Affiliate marketing dediğin tam bir dört dörtlük pazarlık oyunu işte. Kıstası senin blogunda ne kadar halk geziniyor, oradan sana ve satıcıya müşteri çıkıyor mu çıkmıyor mu. Bu işte en önemlisi allak bullak olmamak, hani derler ya bir musibet bin nasihatten iyidir diye...
Affiliate marketing dedikleri şey, senin eli kâğıdı düzgün olup, para kazanmanın yollarını arayan dayılara sunduğun bir hizmet. Yani senin ürünün var, benim siteyim var. Hayırdır sana, ne olacak? Hem akıllıca bir yol, hem memleket ekonomisine katkı sağlar. Ama dikkat edin ha, işi bilenle anlaşın, her yiğidin yoğurt yiyişi farklıdır.

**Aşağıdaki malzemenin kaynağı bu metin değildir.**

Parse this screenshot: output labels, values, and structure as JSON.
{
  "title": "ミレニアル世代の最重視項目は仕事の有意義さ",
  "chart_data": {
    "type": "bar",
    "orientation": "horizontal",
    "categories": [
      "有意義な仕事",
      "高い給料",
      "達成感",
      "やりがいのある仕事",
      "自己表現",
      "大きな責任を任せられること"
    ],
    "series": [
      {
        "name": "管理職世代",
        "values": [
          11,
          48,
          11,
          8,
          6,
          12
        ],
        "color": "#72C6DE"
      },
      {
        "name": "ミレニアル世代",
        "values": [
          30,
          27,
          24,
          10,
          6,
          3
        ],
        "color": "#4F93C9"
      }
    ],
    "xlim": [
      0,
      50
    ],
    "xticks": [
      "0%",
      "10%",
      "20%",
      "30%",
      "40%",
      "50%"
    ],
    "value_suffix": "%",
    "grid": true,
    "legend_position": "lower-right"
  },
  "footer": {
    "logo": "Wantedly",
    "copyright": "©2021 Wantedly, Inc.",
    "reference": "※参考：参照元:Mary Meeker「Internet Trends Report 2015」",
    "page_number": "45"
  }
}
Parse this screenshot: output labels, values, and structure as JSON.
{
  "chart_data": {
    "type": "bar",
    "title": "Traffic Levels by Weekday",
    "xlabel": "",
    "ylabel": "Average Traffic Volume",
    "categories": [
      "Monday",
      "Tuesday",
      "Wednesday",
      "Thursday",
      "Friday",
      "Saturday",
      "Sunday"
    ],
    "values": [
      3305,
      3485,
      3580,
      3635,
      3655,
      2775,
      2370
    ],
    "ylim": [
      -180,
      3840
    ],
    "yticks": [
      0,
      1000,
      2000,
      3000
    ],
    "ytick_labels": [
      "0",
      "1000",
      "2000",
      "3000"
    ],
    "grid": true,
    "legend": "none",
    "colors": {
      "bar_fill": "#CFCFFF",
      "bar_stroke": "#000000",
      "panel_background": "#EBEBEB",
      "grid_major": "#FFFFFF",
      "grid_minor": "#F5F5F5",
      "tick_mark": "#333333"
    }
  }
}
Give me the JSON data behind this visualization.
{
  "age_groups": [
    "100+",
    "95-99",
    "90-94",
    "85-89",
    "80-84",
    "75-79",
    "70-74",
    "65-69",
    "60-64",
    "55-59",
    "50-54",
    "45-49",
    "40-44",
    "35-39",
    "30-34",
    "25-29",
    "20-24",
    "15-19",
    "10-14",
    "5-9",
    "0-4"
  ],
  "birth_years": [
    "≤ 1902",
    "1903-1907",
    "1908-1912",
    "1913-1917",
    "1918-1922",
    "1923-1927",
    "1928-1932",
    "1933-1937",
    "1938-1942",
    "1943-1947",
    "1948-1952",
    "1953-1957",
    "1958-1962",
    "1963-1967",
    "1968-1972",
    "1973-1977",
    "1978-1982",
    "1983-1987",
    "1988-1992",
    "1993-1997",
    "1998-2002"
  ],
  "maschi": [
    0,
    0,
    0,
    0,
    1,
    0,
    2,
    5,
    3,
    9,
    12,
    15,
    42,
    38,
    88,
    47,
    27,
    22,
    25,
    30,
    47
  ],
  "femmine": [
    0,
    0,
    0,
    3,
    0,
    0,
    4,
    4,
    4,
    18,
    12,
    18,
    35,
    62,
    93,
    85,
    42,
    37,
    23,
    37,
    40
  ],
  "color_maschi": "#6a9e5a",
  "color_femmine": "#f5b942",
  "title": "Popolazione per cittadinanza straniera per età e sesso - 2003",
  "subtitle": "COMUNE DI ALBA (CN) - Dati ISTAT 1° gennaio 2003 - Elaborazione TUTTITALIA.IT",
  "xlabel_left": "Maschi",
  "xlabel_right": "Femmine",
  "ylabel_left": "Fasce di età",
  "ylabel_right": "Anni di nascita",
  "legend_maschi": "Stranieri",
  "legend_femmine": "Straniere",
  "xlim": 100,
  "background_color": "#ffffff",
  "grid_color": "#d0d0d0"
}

Affiliate marketing, yani satış ortaklığı, zurnanın son deliği gibi işlerden. Blogun varsa, adamın ürününü eklersin bela olur gibi. Sonra halk gelip bunu alırsa, sende adamdan payını alırsın. Ama bu işler miskinlikle olmaz, iyi bir site açıp halkı çekecek yazılar yazman ve trendleri takip etmen gerek. İşler yolunda giderse, herkes bu işten karlı çıkar. Ancak dikkatli ol, çünkü bu işlerde tuzak çok.
Affiliate marketing dediğin, satış ortaklığı işi kanki. Bi blog'un varsa, birine gidip "Aga ben senin ürününü koyarım buraya, alışveriş yapan olursa da bana da kıyak geçersin" diyosun. İyi site açıp hit çekmek lazım önce tabii, sonra satılık ürünleri getiriyoruz. Ama uyanık olmak lazım kanka, her işte olduğu gibi bunun da riski var.
Affiliate marketing yani satış ortaklığı işi tam bir hedef-yönlendirme manası derim ben. Var mı bir blogun, atıyorum bir site açmışsın, onun üzerinden başkasının ürününü satıyosun. Gelen giden alışveriş yapınca da, kanka senin linkinden alışveriş yaptı bu demek oluyor, ordan sen de kuruşunu kapıyosun. Ama işin seyri o kadar da toz pembe değil, trendleri takip etmek, düzgün içerik çıkarmak falan lazım. Neticede hem senden alışveriş yapanlar memnun kalıyor, hem de senden ürününü sattığın adam, tabii sen de bi dudak payı alıyosun. Ama yok sağlam ilkeler kuramazsan, o iş çıkmaz merdiven derler işte. Tavsiyem iyice düşün, araştır, sonra adımını at.